“This is something no human has seen before,” said Andrew Vanderburg of the Harvard-Smithsonian Center for Astrophysics in Cambridge, Massachusetts.
“We’re watching a solar system get destroyed,” he said in a statement.
Dr. Vanderburg and his team had used NASA’s exoplanet-hunting Kepler spacecraft to make the discovery.
In October 2015 astronomers announced that they had discovered a rocky object coming apart in a death spiral around this distant star.
It was the first planetary-sized object detected orbiting the white dwarf.

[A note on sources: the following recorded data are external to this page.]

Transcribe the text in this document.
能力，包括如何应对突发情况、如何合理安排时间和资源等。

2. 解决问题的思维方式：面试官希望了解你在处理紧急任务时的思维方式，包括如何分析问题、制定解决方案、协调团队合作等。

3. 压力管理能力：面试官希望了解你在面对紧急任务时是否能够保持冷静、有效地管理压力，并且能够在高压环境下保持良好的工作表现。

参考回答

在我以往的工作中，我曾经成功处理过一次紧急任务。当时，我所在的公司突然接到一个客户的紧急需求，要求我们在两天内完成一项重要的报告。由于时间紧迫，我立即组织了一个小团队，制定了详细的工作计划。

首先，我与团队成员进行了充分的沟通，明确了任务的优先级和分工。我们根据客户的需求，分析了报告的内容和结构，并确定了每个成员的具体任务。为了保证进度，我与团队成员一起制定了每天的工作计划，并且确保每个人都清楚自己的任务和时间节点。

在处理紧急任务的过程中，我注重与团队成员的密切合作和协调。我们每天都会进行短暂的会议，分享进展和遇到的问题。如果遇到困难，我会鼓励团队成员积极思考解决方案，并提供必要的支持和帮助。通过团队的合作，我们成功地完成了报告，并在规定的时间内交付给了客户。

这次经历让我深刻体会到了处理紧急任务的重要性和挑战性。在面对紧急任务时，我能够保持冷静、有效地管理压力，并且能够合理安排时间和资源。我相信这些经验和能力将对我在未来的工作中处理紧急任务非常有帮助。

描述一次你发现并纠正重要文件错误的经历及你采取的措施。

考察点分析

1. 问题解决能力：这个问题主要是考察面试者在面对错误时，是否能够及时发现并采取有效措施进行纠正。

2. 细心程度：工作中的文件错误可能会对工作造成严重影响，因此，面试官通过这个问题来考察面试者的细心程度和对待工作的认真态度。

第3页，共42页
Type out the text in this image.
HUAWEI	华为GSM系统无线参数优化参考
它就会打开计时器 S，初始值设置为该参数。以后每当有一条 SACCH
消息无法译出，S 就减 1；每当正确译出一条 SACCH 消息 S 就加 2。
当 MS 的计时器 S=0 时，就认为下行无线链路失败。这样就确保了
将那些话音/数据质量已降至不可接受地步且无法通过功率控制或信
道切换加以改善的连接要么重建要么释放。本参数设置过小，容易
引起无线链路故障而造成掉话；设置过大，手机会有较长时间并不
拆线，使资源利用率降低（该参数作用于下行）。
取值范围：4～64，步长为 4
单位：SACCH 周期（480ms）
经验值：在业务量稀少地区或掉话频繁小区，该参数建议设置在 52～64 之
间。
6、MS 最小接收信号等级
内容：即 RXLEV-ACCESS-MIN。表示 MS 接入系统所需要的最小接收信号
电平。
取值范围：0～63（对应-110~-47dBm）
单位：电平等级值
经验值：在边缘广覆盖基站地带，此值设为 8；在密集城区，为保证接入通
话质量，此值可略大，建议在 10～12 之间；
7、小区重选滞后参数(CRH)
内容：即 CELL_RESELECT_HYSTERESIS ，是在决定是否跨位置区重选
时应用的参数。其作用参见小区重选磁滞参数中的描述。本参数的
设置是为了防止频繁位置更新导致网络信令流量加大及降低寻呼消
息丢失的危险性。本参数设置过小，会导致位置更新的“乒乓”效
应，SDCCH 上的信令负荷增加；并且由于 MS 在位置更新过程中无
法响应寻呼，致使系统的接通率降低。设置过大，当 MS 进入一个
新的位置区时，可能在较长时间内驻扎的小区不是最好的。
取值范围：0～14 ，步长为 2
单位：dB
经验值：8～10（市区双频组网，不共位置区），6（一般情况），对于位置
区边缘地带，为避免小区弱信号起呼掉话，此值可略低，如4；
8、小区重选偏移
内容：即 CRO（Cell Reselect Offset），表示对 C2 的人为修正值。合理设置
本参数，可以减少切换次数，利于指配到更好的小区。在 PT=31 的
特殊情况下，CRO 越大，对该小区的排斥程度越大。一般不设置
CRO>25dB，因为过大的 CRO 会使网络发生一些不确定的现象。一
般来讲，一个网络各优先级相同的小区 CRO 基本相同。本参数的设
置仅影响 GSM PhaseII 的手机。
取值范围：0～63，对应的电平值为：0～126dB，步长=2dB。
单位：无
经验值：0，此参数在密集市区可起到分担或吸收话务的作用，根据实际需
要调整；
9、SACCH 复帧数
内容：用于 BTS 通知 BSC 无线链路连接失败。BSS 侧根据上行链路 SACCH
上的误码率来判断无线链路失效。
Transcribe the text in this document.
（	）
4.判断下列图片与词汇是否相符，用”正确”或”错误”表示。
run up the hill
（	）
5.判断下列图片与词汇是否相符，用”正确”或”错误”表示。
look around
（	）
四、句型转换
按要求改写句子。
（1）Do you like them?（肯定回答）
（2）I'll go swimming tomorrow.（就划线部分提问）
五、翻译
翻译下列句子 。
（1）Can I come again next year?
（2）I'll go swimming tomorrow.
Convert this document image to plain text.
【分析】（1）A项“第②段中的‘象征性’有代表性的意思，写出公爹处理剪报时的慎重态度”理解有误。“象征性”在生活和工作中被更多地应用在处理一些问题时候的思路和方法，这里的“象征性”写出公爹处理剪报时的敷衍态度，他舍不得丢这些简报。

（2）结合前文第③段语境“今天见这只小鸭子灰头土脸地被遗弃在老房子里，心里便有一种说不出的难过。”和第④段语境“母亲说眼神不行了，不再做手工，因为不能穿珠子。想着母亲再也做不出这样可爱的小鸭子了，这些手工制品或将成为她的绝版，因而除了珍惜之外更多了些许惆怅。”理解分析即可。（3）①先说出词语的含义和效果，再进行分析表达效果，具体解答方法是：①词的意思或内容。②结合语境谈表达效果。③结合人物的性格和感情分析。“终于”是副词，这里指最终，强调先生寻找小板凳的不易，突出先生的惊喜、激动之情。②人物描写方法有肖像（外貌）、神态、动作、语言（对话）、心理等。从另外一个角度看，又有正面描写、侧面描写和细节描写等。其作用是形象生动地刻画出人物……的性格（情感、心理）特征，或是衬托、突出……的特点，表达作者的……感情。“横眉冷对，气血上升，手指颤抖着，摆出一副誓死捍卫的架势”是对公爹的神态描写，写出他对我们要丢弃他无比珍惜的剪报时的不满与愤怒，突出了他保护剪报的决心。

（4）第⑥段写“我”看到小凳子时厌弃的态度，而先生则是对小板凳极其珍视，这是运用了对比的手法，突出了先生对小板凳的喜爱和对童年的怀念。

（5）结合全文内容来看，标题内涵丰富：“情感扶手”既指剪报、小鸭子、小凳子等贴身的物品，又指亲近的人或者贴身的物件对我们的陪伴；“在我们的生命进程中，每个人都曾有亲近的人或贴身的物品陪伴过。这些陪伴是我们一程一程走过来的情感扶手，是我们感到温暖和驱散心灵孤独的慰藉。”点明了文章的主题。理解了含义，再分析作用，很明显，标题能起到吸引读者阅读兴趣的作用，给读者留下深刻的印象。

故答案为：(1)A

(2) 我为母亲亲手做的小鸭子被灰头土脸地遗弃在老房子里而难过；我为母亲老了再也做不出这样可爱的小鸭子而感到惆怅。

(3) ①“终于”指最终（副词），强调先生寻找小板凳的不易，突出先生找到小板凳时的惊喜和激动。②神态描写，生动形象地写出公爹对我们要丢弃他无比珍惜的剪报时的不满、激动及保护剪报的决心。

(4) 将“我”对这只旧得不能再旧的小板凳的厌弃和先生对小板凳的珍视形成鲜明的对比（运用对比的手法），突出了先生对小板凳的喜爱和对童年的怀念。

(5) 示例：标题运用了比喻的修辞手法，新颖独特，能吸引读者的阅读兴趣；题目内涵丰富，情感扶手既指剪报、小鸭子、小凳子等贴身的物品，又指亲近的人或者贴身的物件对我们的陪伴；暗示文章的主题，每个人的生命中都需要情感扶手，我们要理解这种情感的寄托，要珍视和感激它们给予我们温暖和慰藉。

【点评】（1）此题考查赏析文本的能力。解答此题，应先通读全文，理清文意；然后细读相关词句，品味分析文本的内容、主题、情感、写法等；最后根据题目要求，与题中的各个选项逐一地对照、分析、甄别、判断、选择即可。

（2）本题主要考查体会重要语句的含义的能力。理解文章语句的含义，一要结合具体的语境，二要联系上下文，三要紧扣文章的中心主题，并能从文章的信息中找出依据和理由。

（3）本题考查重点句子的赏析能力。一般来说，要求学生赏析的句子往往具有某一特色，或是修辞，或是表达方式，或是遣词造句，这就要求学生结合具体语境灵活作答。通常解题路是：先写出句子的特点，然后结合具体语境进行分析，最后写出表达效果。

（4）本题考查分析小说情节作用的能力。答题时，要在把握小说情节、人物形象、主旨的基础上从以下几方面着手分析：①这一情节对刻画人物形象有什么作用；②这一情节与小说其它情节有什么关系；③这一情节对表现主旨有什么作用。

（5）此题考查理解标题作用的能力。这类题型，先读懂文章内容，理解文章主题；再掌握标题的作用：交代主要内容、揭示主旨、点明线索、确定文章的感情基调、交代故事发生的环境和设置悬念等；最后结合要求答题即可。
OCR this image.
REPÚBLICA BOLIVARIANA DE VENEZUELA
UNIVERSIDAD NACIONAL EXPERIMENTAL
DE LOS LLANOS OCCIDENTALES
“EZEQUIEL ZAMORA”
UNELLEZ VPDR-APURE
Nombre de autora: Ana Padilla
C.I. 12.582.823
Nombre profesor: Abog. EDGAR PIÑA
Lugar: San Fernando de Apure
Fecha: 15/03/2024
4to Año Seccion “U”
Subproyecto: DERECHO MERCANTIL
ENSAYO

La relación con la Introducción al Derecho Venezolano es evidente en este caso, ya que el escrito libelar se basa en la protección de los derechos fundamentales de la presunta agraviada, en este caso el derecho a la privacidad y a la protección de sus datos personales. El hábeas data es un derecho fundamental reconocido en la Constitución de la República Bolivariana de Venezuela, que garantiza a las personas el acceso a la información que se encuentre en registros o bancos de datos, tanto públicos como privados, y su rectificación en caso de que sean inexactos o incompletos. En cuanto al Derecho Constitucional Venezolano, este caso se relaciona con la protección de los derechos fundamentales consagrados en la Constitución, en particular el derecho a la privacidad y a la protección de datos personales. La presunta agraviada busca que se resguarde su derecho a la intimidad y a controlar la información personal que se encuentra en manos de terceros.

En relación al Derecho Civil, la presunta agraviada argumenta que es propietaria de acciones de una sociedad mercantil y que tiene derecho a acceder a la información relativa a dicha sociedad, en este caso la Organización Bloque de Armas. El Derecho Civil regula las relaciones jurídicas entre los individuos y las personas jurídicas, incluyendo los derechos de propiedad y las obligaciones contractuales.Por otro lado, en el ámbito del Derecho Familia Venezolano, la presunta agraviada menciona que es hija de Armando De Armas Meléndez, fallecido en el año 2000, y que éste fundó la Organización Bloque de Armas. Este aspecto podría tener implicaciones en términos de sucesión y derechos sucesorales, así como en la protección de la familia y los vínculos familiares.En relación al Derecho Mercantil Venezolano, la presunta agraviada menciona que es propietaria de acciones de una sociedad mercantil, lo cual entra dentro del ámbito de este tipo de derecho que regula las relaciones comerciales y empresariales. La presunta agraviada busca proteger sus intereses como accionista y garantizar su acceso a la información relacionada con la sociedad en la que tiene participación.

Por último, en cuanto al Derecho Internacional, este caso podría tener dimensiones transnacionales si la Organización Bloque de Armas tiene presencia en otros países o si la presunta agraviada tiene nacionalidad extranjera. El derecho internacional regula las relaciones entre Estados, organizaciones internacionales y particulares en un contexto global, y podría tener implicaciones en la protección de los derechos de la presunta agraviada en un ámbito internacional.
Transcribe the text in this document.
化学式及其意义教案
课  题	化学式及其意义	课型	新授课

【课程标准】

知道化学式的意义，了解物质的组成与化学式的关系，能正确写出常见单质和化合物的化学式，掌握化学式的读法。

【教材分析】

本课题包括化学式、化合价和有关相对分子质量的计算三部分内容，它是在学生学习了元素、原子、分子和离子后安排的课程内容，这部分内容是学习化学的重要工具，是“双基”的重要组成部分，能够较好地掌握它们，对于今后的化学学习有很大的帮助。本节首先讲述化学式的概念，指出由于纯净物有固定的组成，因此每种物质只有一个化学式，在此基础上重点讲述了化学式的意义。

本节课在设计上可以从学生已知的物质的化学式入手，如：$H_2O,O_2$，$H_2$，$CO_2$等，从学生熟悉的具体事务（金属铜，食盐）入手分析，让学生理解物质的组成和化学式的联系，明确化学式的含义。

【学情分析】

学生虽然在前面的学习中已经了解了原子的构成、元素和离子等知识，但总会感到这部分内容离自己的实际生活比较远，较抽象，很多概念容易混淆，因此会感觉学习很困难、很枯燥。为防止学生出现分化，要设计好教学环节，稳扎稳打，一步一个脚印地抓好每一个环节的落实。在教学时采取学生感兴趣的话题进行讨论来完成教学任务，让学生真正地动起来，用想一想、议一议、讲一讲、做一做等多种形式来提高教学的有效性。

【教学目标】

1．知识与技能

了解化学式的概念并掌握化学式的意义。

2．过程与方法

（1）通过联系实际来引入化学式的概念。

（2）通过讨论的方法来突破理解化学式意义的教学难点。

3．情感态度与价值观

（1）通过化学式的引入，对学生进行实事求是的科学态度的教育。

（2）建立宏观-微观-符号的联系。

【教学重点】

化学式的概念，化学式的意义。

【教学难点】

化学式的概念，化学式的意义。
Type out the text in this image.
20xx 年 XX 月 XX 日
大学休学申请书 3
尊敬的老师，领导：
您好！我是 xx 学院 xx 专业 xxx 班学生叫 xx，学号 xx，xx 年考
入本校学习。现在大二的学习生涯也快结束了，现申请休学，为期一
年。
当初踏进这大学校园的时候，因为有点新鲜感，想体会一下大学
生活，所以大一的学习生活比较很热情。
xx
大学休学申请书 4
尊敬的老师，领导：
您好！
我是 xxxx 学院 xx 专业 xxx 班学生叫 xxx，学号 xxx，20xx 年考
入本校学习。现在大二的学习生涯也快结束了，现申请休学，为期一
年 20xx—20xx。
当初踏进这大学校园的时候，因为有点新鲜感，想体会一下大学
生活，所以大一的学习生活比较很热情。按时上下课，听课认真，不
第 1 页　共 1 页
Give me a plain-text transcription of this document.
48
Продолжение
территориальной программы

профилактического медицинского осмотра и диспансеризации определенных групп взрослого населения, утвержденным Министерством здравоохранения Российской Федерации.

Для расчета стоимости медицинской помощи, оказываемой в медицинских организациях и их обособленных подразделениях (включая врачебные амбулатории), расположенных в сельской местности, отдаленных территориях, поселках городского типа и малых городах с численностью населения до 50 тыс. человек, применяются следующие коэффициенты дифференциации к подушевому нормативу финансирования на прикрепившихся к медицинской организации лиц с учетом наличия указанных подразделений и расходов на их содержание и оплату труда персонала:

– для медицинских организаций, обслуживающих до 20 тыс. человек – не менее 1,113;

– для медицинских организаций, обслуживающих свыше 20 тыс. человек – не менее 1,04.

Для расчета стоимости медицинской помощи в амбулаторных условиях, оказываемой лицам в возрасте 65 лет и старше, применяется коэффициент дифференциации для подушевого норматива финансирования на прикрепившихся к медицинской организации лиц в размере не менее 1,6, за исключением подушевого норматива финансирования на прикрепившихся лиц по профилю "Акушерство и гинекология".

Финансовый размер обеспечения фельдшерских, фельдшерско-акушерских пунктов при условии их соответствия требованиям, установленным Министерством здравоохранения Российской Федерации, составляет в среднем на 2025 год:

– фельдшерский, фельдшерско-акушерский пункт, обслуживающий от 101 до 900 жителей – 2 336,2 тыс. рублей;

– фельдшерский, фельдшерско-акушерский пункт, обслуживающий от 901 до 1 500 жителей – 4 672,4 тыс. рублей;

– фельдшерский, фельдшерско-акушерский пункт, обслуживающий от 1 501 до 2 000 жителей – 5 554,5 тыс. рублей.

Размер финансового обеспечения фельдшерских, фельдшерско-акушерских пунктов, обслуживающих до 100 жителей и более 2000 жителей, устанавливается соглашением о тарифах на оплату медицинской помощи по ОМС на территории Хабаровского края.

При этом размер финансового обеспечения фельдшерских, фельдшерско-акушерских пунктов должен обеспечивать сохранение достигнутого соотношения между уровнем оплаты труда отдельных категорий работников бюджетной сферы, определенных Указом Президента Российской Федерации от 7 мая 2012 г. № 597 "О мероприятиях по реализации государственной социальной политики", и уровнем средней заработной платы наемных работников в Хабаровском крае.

They had noticed a regular dip in the brightness of the WD 1145+017, which is about 570 light years away in the constellation Virgo, every four-and-a-half hours, suggesting an object was orbiting the star at a distance of about 840,000 kilometers — about twice the distance between Earth and the Moon.
The discovery has provided a glimpse of what may happen to our own Solar System when the Sun stops burning.
“Our sun will one day balloon out to become a red giant star, wiping out Mercury and Venus and maybe Earth, before it becomes a white dwarf,” lead author Boris Gänsicke, an astronomer at the University of Warwick, told Space.com.
“By looking at this white dwarf, we get a look at what the future of the Solar System might be like,” he added.
White dwarfs are the remains of dead Sun-like stars which have run out of fuel
After first expanding into a red giant and engulfing the inner planets (which in the Solar System will include Earth), the star sheds its outer layers to leave a small and very dense core.